Oklahoma's Scenic Illinois River
Save the Illinois River (STIR) received notification Monday that Arkansas has approved the NPDES permit for Springdale, Arkansas, the largest contributor of treated sewage to the Illinois River watershed. Under the new permit, the phosphorus limit of 1 mg/L remains the same but the monitoring frequency changes to a six-month rolling average despite Oklahoma’s objections. The Oklahoma Conservation Commission, Oklahoma Department of Environmental Quality, STIR, and the City of Bentonville, Arkansas submitted comments on the draft permit.
In response to comments by Oklahoma, the Arkansas Department of Energy and Environment stated: “Total phosphorus numerical limits from the previous permit for the Spriingdale Water Utilities are not changing in this renewal and the renewal permit includes a 7-day average concentration limit that was not in the previous permit. In addition, Springdale Water Utilities must conduct an analysis of potential phosphorus concentration reduction in its effluent.”

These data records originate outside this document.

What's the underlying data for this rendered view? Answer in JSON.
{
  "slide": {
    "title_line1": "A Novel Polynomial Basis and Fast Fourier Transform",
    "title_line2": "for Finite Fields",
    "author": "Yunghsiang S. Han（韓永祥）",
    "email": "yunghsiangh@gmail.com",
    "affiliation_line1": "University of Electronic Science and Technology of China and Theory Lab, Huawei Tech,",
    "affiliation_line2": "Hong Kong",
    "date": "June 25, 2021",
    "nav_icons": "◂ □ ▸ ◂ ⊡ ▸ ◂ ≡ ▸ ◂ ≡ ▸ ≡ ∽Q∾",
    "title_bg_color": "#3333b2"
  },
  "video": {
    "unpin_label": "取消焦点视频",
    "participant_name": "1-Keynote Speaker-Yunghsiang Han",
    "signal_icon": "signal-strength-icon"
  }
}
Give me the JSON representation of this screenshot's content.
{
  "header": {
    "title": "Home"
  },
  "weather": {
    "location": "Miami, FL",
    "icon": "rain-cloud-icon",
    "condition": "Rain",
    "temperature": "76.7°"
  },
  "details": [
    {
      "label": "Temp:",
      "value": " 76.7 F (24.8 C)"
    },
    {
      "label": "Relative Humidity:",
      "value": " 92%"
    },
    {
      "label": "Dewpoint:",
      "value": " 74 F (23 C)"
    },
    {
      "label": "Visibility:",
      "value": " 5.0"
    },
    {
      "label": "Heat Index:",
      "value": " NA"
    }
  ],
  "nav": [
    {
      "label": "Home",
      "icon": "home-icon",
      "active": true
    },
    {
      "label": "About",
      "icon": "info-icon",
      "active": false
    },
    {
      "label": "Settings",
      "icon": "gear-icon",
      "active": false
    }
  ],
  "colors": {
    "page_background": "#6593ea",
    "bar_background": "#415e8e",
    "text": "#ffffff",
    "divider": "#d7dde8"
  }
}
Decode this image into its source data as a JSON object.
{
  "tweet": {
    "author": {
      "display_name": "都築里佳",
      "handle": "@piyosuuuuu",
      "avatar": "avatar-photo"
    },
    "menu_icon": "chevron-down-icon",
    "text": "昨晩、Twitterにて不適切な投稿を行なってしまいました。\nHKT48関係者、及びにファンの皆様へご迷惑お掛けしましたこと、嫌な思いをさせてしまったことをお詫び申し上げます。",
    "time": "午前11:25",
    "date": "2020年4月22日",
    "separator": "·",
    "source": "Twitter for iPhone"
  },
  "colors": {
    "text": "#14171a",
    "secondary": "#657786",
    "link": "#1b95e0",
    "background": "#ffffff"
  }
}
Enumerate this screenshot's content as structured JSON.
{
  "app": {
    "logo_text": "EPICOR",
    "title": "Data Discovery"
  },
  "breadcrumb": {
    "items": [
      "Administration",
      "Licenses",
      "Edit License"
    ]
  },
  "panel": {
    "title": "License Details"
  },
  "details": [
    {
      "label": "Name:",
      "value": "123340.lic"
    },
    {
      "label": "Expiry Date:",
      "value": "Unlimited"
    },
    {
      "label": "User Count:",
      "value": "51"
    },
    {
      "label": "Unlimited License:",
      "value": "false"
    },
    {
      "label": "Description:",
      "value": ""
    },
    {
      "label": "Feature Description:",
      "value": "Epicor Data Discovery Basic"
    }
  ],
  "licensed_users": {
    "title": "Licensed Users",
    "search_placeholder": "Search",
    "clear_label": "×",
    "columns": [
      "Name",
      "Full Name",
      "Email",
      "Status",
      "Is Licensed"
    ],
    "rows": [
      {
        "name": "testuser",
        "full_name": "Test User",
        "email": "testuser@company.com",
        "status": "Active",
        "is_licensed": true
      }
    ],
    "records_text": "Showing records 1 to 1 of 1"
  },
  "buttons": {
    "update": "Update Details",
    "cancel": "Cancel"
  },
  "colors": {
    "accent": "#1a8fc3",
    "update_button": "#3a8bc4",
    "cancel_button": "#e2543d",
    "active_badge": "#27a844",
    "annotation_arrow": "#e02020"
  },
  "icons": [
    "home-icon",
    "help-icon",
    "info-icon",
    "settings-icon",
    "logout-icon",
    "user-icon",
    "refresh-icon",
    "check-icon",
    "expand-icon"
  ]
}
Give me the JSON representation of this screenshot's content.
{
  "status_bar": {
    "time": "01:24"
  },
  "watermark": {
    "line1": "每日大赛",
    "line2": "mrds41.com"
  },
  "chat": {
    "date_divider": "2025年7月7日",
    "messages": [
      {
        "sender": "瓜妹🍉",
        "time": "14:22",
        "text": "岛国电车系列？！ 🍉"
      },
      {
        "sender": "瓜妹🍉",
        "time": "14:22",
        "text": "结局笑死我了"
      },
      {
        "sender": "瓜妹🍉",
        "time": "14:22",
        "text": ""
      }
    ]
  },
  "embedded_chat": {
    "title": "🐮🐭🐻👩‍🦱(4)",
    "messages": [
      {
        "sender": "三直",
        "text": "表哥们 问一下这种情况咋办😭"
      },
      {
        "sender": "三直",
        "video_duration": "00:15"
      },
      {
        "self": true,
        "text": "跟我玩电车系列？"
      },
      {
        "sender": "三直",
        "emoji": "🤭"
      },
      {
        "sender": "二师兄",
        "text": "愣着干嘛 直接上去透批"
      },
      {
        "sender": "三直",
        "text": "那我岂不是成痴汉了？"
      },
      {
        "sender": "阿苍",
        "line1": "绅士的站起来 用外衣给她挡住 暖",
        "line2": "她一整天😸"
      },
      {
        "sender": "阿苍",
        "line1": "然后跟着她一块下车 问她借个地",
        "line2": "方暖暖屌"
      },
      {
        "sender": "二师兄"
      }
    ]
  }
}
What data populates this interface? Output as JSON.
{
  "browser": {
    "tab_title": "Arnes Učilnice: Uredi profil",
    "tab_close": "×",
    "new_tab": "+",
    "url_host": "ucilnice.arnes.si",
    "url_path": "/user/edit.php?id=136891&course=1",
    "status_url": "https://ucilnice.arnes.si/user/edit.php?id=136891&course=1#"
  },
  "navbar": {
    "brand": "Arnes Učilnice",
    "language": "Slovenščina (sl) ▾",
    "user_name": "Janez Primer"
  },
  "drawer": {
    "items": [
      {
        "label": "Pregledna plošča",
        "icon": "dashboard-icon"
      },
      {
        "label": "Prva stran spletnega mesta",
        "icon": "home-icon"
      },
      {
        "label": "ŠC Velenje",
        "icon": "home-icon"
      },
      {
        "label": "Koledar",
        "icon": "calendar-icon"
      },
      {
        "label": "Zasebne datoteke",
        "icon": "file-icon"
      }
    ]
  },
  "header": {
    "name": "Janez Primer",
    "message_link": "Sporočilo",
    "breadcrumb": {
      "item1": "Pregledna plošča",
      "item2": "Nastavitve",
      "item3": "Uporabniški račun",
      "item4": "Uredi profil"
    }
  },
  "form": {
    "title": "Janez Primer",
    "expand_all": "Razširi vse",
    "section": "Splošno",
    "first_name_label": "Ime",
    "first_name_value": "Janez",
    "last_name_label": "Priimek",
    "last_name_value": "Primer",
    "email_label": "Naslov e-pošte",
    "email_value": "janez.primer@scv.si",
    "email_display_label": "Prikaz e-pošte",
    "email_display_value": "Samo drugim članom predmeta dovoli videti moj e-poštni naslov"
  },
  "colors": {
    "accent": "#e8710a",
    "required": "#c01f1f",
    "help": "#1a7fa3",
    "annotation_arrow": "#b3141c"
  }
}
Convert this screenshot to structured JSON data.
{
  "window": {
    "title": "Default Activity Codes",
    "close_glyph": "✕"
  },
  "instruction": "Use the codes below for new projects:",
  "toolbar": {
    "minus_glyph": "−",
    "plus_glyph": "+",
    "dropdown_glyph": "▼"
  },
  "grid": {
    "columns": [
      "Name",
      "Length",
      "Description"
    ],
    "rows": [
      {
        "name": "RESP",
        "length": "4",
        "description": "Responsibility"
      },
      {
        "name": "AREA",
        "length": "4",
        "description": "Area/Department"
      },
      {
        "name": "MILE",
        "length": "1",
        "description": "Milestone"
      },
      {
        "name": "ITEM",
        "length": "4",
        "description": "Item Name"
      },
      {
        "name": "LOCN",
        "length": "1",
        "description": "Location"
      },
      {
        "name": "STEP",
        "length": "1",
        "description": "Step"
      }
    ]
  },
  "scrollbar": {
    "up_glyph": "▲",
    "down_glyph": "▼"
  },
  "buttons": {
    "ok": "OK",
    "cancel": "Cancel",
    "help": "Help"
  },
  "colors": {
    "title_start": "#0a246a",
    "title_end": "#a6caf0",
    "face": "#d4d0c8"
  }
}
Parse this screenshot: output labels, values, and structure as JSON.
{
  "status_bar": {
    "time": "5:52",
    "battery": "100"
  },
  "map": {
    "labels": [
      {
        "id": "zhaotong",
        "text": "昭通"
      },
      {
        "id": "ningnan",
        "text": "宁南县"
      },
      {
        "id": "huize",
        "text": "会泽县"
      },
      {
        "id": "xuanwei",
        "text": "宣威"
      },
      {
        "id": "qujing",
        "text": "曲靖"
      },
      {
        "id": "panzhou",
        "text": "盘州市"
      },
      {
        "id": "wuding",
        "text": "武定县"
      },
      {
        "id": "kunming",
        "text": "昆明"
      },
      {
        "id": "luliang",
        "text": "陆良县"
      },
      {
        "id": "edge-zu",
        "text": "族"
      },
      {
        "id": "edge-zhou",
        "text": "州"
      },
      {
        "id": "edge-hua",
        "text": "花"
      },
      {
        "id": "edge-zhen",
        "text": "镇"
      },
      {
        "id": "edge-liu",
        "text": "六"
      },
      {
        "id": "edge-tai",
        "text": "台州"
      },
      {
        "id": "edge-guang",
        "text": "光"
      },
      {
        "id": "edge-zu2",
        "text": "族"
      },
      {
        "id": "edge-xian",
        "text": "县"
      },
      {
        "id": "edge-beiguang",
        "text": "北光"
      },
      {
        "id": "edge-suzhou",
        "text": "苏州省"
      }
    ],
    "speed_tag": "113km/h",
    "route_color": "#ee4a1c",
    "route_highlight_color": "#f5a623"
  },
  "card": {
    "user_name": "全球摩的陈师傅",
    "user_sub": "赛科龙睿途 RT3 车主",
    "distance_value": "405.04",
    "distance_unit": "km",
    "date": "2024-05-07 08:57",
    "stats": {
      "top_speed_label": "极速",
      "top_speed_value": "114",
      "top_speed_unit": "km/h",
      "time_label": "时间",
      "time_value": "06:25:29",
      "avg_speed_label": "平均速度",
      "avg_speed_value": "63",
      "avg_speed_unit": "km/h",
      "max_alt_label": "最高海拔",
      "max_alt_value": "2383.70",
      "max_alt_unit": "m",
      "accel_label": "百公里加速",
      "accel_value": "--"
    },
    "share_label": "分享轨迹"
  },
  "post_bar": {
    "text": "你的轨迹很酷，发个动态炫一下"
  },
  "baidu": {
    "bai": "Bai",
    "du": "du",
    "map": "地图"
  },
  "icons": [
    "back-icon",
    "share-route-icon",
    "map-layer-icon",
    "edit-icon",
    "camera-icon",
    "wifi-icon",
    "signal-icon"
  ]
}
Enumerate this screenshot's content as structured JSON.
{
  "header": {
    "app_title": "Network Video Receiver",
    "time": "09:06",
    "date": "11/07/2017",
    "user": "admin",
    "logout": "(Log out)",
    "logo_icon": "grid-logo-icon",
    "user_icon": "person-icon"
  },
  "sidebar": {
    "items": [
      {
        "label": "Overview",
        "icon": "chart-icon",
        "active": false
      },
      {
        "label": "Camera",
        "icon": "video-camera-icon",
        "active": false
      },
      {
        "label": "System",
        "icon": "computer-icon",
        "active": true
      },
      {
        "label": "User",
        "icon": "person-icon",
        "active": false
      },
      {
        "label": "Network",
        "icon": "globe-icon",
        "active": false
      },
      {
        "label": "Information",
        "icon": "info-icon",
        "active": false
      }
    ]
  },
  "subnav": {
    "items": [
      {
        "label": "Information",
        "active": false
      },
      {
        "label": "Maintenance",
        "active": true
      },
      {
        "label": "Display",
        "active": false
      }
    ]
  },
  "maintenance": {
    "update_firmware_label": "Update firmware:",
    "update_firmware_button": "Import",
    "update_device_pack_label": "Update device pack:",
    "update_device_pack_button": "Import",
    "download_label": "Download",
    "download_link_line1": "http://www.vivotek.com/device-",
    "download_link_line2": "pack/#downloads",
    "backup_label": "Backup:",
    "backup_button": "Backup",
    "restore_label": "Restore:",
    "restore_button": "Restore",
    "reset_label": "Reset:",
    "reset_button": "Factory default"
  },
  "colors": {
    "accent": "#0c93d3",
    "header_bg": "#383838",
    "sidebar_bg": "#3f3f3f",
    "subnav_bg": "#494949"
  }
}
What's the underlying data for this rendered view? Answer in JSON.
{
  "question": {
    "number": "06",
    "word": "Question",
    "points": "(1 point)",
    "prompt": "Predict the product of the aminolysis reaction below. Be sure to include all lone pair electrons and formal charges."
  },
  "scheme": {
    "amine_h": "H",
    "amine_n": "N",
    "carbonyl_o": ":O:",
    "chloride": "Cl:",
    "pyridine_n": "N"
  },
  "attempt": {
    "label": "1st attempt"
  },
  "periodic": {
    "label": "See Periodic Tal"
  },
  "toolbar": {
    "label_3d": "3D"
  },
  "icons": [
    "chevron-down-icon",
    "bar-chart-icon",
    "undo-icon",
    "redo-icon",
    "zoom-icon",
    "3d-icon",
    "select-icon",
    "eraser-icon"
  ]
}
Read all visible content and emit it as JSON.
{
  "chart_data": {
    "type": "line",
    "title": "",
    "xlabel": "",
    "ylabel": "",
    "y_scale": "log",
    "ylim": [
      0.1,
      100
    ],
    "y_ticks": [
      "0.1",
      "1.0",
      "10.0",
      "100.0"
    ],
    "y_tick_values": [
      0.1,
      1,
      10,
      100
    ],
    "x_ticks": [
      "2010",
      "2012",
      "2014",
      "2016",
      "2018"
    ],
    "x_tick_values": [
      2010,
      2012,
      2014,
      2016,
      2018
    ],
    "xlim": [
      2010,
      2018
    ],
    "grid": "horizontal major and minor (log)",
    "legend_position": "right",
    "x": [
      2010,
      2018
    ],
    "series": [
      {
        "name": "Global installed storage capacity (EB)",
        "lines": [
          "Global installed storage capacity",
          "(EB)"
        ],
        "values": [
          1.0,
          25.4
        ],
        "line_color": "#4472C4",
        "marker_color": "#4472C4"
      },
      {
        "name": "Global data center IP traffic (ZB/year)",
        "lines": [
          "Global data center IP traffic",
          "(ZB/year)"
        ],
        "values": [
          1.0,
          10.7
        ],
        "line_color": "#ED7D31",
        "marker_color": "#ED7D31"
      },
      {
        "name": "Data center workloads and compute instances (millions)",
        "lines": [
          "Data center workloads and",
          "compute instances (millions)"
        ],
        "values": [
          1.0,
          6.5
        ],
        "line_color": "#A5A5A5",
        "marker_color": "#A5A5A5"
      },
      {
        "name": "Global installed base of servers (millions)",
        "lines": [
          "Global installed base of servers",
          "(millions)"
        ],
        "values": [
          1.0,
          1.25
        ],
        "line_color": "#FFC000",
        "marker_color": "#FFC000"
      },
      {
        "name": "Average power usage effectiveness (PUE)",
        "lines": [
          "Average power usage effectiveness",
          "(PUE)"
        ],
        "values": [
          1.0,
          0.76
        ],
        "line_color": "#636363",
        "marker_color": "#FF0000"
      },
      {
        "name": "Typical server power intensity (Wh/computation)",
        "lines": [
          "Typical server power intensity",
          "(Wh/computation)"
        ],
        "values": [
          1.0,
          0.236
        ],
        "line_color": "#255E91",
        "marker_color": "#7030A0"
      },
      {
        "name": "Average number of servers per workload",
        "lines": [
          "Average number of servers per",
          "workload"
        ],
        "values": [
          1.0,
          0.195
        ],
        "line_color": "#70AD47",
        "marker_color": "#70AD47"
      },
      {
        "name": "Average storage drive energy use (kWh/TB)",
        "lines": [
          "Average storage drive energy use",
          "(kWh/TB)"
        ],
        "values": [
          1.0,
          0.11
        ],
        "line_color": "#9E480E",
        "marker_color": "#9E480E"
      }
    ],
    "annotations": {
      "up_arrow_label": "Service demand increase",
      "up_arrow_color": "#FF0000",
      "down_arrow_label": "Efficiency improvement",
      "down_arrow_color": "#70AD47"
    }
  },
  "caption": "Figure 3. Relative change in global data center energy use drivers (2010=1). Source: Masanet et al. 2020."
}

Arkansas said the permit renewal is in compliance with the Memorandum of Agreement (MOA) by and between Oklahoma and Arkansas. The MOA was adopted in an effort to reduce phosphorus in the Illinois River watershed and to meet Oklahoma’s 0.037 mg/L phosphorus limit.
STIR President Denise Deason-Toyne said in STIR’s public comment on the draft permit that the permit would not serve to meet Oklahoma’s 0.037 phosphorus limit.
“Specifically, STIR objects to the continuation of the 1 mg/L TP (totalphosphorus) limit in the permit when the technology exists to reduce it to a limit of 0.1 mg/L or lower.” STIR also objected to the proposed permit change to a six-month rolling average for TP testing instead of a seven-day average test.
In approving the new permit, Arkansas noted that Springdale is working on a master plan for its wastewater treatment plant which has a capacity to discharge 24-million gallons of treated sewage a day.
“The master plan is expected to be completed in the fall or winter of 2021. Any information submitted to the OWQ (Office of Water Quality) in regards to expansions or upgrades will be available on the DEQ website…”
Springdale discharges about two hundred pounds of phosphorus each day into Spring Creek, then to Osage Creek, and then to the Illinois River.
The permit now must be approved by the U.S. EPA.